Trump's Lumber Tariffs Hurt Hurricane Recovery
Protectionism is a losing proposition, especially after a disaster.
As the flood waters from Hurricane Harvey dry up, the residents of affected areas are turning to the task of rebuilding their storm-ravaged communities.
Early estimates of the damage suggest they have their work cut out for them. The Texas Division of Emergency Management reports that the storm destroyed 9,407 single family homes. Another 44,013 experienced major damage. Moody's Analytics estimates that the cost of the hurricane will be in the $51–$75 billion range.
President Donald Trump has pledged $1 million of his own money to Harvey relief efforts, along with a $15 billion aid package for areas affected by the storm. But he's also pushing protectionist policies that will raise the cost of the basic building materials, making recovery a longer, more difficult, and more expensive process.
In April, the Trump administration imposed countervailing trade duties averaging 20 percent on imported softwood Canadian lumber, a common material in home construction. In June, he hit them again with anti-dumping duties of 6 percent.
The initial application of these tariffs aggravated consumers of Canadian lumber, says Kevin Mason, managing director of ERA Forest Products Research (a timber market analyst firm), and the damage done by the storm has only made those consumers' situation worse.
"Some people who've just gone through this devastation—they've had their house flooded or it's been destroyed," Mason says. "To the degree that they've got to go out and get lumber to do some repairs, they're going to be paying close to record high prices. And part of the reason prices are as high as they are is because of these duties."
The U.S. has imposed tariffs on Canadian lumber imports periodically since the mid-1980s. What makes the latest round of tariffs unusual, Macon says, is the degree to which U.S. consumers have eaten the costs of those trade barriers.
"Historically the Canadians have had to absorb half if not the bulk of the duties," says Mason. "This time the U.S. consumer has borne the entire brunt."

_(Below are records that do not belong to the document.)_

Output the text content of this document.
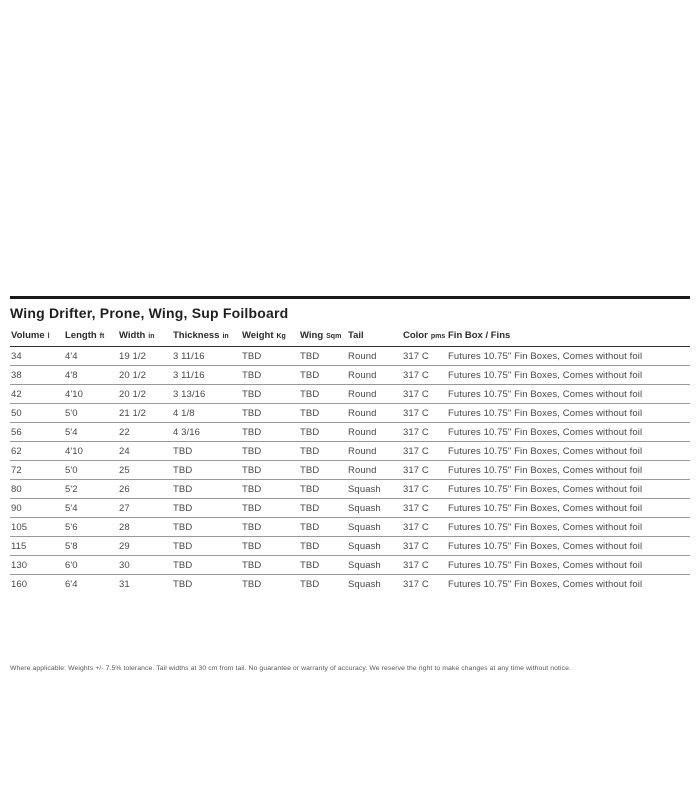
Wing Drifter, Prone, Wing, Sup Foilboard
Volume l	Length ft	Width in	Thickness in	Weight Kg	Wing Sqm	Tail	Color pms	Fin Box / Fins
34	4'4	19 1/2	3 11/16	TBD	TBD	Round	317 C	Futures 10.75" Fin Boxes, Comes without foil
38	4'8	20 1/2	3 11/16	TBD	TBD	Round	317 C	Futures 10.75" Fin Boxes, Comes without foil
42	4'10	20 1/2	3 13/16	TBD	TBD	Round	317 C	Futures 10.75" Fin Boxes, Comes without foil
50	5'0	21 1/2	4 1/8	TBD	TBD	Round	317 C	Futures 10.75" Fin Boxes, Comes without foil
56	5'4	22	4 3/16	TBD	TBD	Round	317 C	Futures 10.75" Fin Boxes, Comes without foil
62	4'10	24	TBD	TBD	TBD	Round	317 C	Futures 10.75" Fin Boxes, Comes without foil
72	5'0	25	TBD	TBD	TBD	Round	317 C	Futures 10.75" Fin Boxes, Comes without foil
80	5'2	26	TBD	TBD	TBD	Squash	317 C	Futures 10.75" Fin Boxes, Comes without foil
90	5'4	27	TBD	TBD	TBD	Squash	317 C	Futures 10.75" Fin Boxes, Comes without foil
105	5'6	28	TBD	TBD	TBD	Squash	317 C	Futures 10.75" Fin Boxes, Comes without foil
115	5'8	29	TBD	TBD	TBD	Squash	317 C	Futures 10.75" Fin Boxes, Comes without foil
130	6'0	30	TBD	TBD	TBD	Squash	317 C	Futures 10.75" Fin Boxes, Comes without foil
160	6'4	31	TBD	TBD	TBD	Squash	317 C	Futures 10.75" Fin Boxes, Comes without foil

Where applicable: Weights +/- 7.5% tolerance. Tail widths at 30 cm from tail. No guarantee or warranty of accuracy. We reserve the right to make changes at any time without notice.
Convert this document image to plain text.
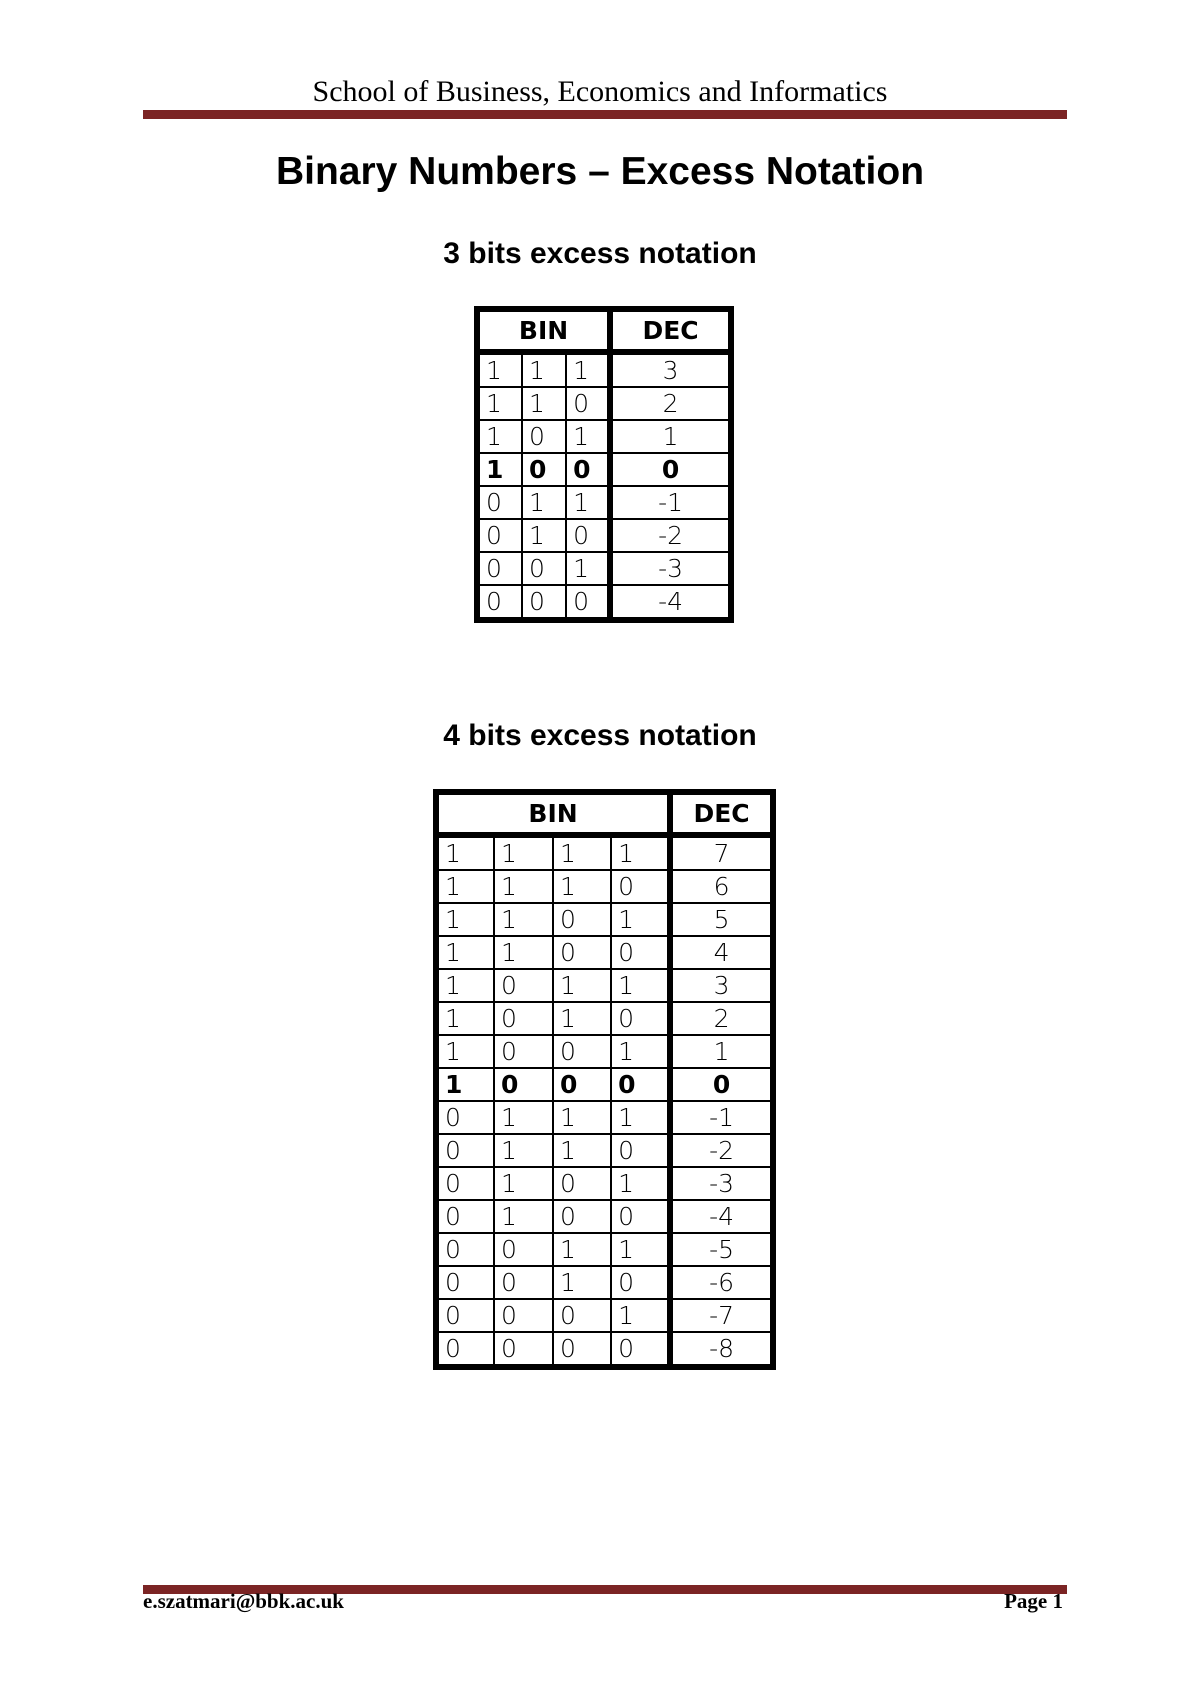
School of Business, Economics and Informatics
Binary Numbers – Excess Notation
3 bits excess notation
BIN			DEC
1	1	1	3
1	1	0	2
1	0	1	1
1	0	0	0
0	1	1	-1
0	1	0	-2
0	0	1	-3
0	0	0	-4
4 bits excess notation
BIN				DEC
1	1	1	1	7
1	1	1	0	6
1	1	0	1	5
1	1	0	0	4
1	0	1	1	3
1	0	1	0	2
1	0	0	1	1
1	0	0	0	0
0	1	1	1	-1
0	1	1	0	-2
0	1	0	1	-3
0	1	0	0	-4
0	0	1	1	-5
0	0	1	0	-6
0	0	0	1	-7
0	0	0	0	-8
e.szatmari@bbk.ac.uk	Page 1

According to a pricing index put out by the timber market publication Random Lengths, lumber prices hit a peak of $430 per thousand feet of board in April, the month countervailing duties were first imposed. That's 20 percent over where lumber prices were in January, and nearly 25 percent higher than where prices were in April 2016.
The increase has not gone unnoticed by builders, including those in areas affected by Hurricane Harvey.
"A lot of our distributors, and lumber companies that we deal with, were buying a lot of that imported lumber because they got a much better price, and that rolls over into the prices that we pay," says Patrick Mayhan, vice president of purchasing for the Houston-area company Westin Homes.
That dependence on cheaper Canadian lumber meant that Mayhan's company was particularly vulnerable to Trump's tariffs.
"It was a significant hike at the time. It was a 20 percent increase," he tells Reason, adding that "we had no choice but to pass that along to our retail pricing for the home. And that's a significant amount, because lumber is a big part of the cost of building a home."
Increased demand from the storm would push up prices regardless. But thanks to the tariffs, that price increase is starting from an artificially inflated baseline. For some, that could be the difference between a new home and no home at all.
"Currently for each $1,000 that you tack on to the price of a new home, about 150,000 people nationwide can no longer afford homeownership," says David Logan, director of tax policy analysis for the National Association of Home Builders (NAHB). Logan says the tariffs have increased the costs of lumber for NAHB members by 15 to 20 percent, increasing the cost of a new home by some $1,700.
Zoltan van Heyningen, executive director of the pro-tariff U.S. Lumber Coalition, disputes the numbers coming from the NAHB, saying the impact of tariffs on home prices and homeownership has been overhyped.
"The impact on consumers is negligible to none. The impact on producers is life or death," he tells Reason.
But builders like Mayhan are quickly approaching the point where they cannot pass added costs onto the purchasers of homes. Though it's still too early to tell, the expected price increases coming in the wake of Hurricanes Harvey and Irma might push them past that point.
For some builders, that pressure to contain retail prices will lead them to compensate for higher lumber prices with lower profit margins. For others, particularly those operating at lower margins, reduced returns might mean forgoing new construction projects.
That's particularly true for people planning to rebuild in the aftermath of Harvey and Irma. In addition to near-record-high lumber prices, the costs of other materials—drywall, sheetrock, siding—have gone up as well.
Trump told reporters recently that the response to the recent storms is "gonna cost a lot of money." Without his tariffs on imported lumber, the cost could be considerably less.